State v. Muller

693 So.2d 976 (1997)

STATE of Florida, Appellant,
v.
Raymond G. MULLER, Appellee.

No. 88221.

Supreme Court of Florida.

May 15, 1997.

*977 Robert A. Butterworth, Attorney General and Patricia E. Davenport, Assistant Attorney General, Tampa, and Bernie McCabe, State Attorney and C. Marie King, Assistant State Attorney, Clearwater, for Appellant.

Robert E. Jagger, Public Defender and Anne M. Sylvester, Sixth Judicial Circuit, New Port Richey, for Appellee.

GRIMES, Justice.

The State appeals the decision in State v. Muller, 681 So.2d 725 (Fla. 2d DCA 1996), declaring section 316.193(6)(d), Florida Statutes (1993), to be unconstitutionally vague. We have jurisdiction. Art. V, § 3(b)(1), Fla. Const.

Section 316.193(6)(d), which is a subdivision of the driving under the influence (DUI) statute, reads in pertinent part:

(d) In addition to the penalty imposed under paragraph (a), paragraph (b), or paragraph (c), the court shall also order the impoundment or immobilization of the vehicle that was driven by, or in the actual physical control of, the person who is convicted, unless the court finds that the family of the owner of the vehicle has no other public or private means of transportation.

The length of the impoundment or immobilization depends upon the extent of previous DUI convictions.

Raymond Muller was arrested for DUI. Muller pled no contest and was placed on probation after being adjudicated guilty. The trial court declined to impose the additional penalty of vehicle impoundment, finding that the impoundment provision was unconstitutional.

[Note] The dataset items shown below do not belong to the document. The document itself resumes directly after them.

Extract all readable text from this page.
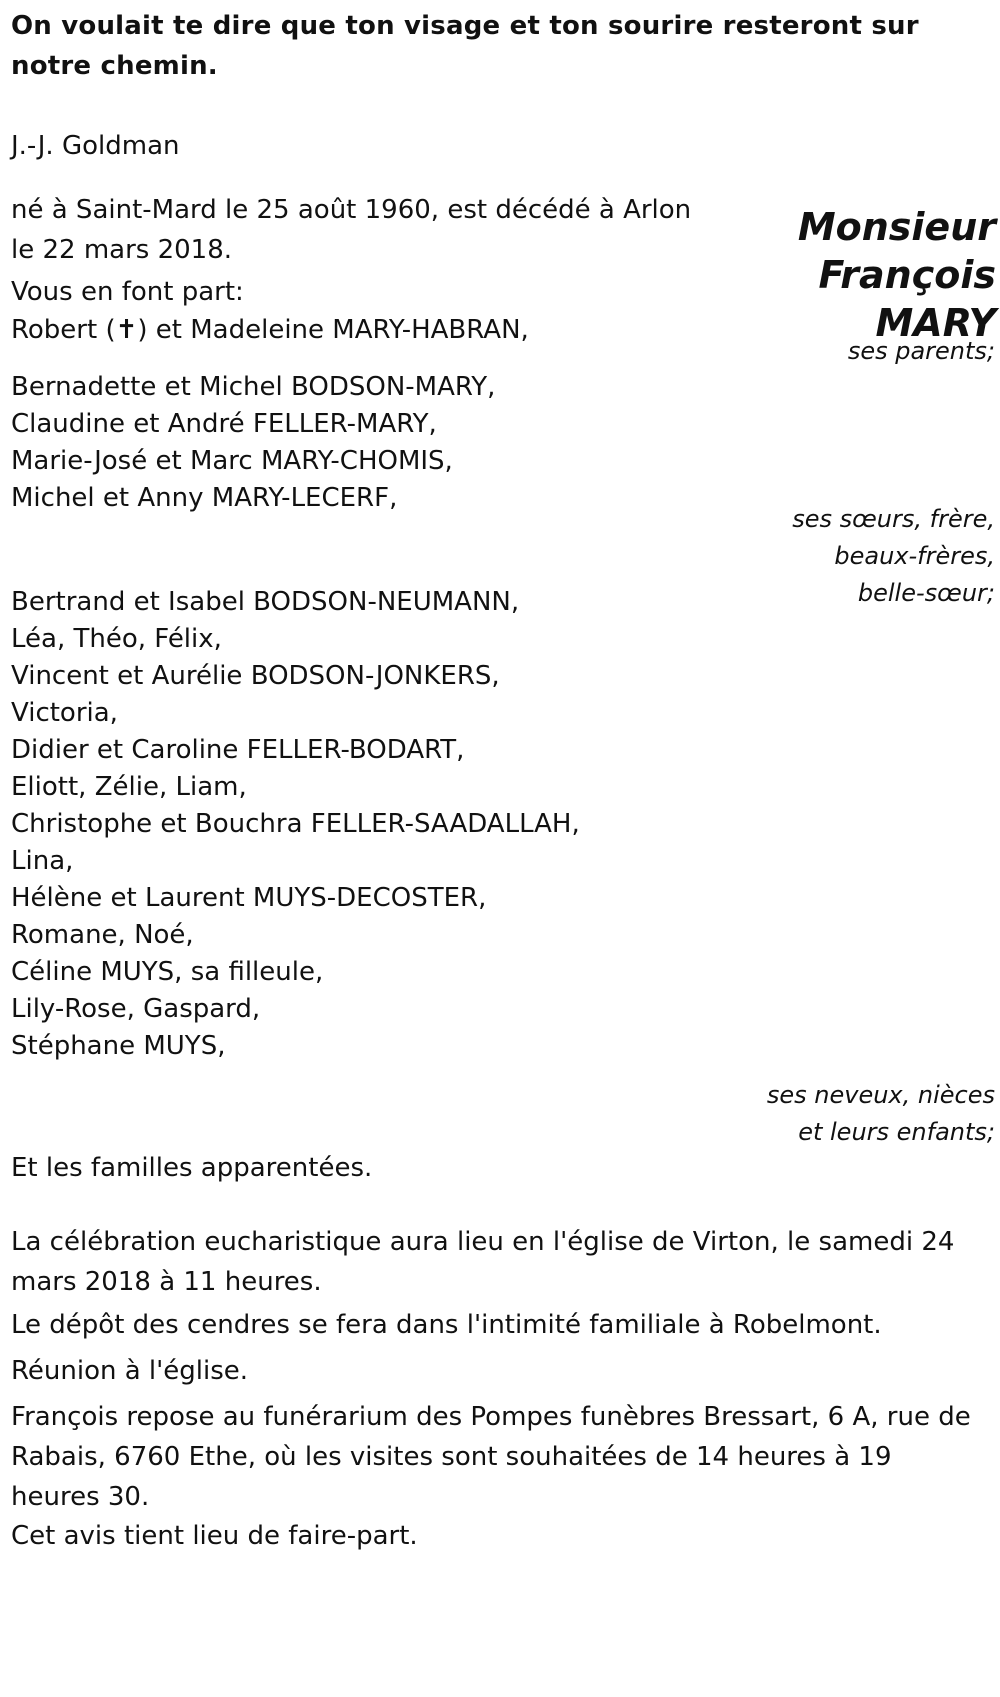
On voulait te dire que ton visage et ton sourire resteront sur notre chemin.
J.-J. Goldman
Monsieur
François
MARY
né à Saint-Mard le 25 août 1960, est décédé à Arlon le 22 mars 2018.
Vous en font part:
Robert (✝) et Madeleine MARY-HABRAN,
ses parents;
Bernadette et Michel BODSON-MARY,
Claudine et André FELLER-MARY,
Marie-José et Marc MARY-CHOMIS,
Michel et Anny MARY-LECERF,
ses sœurs, frère,
beaux-frères,
belle-sœur;
Bertrand et Isabel BODSON-NEUMANN,
Léa, Théo, Félix,
Vincent et Aurélie BODSON-JONKERS,
Victoria,
Didier et Caroline FELLER-BODART,
Eliott, Zélie, Liam,
Christophe et Bouchra FELLER-SAADALLAH,
Lina,
Hélène et Laurent MUYS-DECOSTER,
Romane, Noé,
Céline MUYS, sa filleule,
Lily-Rose, Gaspard,
Stéphane MUYS,
ses neveux, nièces
et leurs enfants;
Et les familles apparentées.
La célébration eucharistique aura lieu en l'église de Virton, le samedi 24 mars 2018 à 11 heures.
Le dépôt des cendres se fera dans l'intimité familiale à Robelmont.
Réunion à l'église.
François repose au funérarium des Pompes funèbres Bressart, 6 A, rue de Rabais, 6760 Ethe, où les visites sont souhaitées de 14 heures à 19 heures 30.
Cet avis tient lieu de faire-part.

The State appealed the trial court's determination of the statute's unconstitutionality. The district court of appeal affirmed, reasoning that section 316.193(6)(d) was unconstitutionally vague because it provides no mechanism for enforcement and fails to define "immobilization."

A statute is generally considered vague if it does not give people of ordinary intelligence fair notice of what constitutes forbidden conduct. Warren v. State, 572 So.2d 1376 (Fla.1991). In analyzing section 316.193(6)(d), the district court of appeal attempted to fit its holding into the traditional vagueness analysis by citing to Bouters v. State, 659 So.2d 235 (Fla.1995). However, the issue in Bouters was whether the statutory definition of "harasses" in the stalking statute provided defendants with adequate notice of what conduct was proscribed. In contrast to the statute challenged in Bouters, section 316.193(6)(d) does not delineate prohibited conduct.

Section 316.193(6)(d) merely sets forth an additional penalty of vehicle impoundment. The subsection itself provides notice that upon a conviction of DUI, the driver's vehicle will be impounded. See State v. Ginn, 660 So.2d 1118 (Fla. 4th DCA 1995) *978 (drivers are given notice of impoundment in the same way that they have notice that they can be fined and jailed if convicted of DUI), review denied, 669 So.2d 251 (Fla.1996). The concern of the district court of appeal with respect to who will be effecting the impoundment is of no import to the DUI defendant facing the impoundment and does not rise to the level of a constitutional violation.[1] In addition, we cannot agree that the absence of a definition of "immobilization" renders the statute unconstitutionally vague. The fact that his or her vehicle is rendered immobile with a locking device as an alternative to impoundment should come as no surprise to one convicted of DUI.

Muller does not seriously argue that the statute is unconstitutional for the reasons discussed by the district court of appeal. Rather, Muller's main contention is that the impoundment law violates the dueprocess rights of nondefendant owners. However, as noted by the court below, Muller lacks standing to raise this claim, as he owned the vehicle used in the crime. Broadrick v. Oklahoma, 413 U.S. 601, 610, 93 S.Ct. 2908, 2914-15, 37 L.Ed.2d 830 (1973). We also reject Muller's contention that the impoundment law violates his equal protection rights because it treats defendant-owners, defendant-borrowers, and defendant-lessees differently. The classifications created by the statute clearly bear a rational relationship to a legitimate State objective.

Accordingly, we hold that section 316.193(6)(d) is not unconstitutionally vague and reverse the decision of the district court of appeal.

It is so ordered.

KOGAN, C.J., and OVERTON, SHAW, HARDING, WELLS and ANSTEAD, JJ., concur.

NOTES

[1] We note in passing that section 30.15, Florida Statutes (1993), provides that the sheriff shall execute all process of the county court. See Cassady v. Sholtz, 124 Fla. 718, 169 So. 487 (1936) (duty of sheriff to execute process includes levying of writ of attachment and delivering personal property for sale).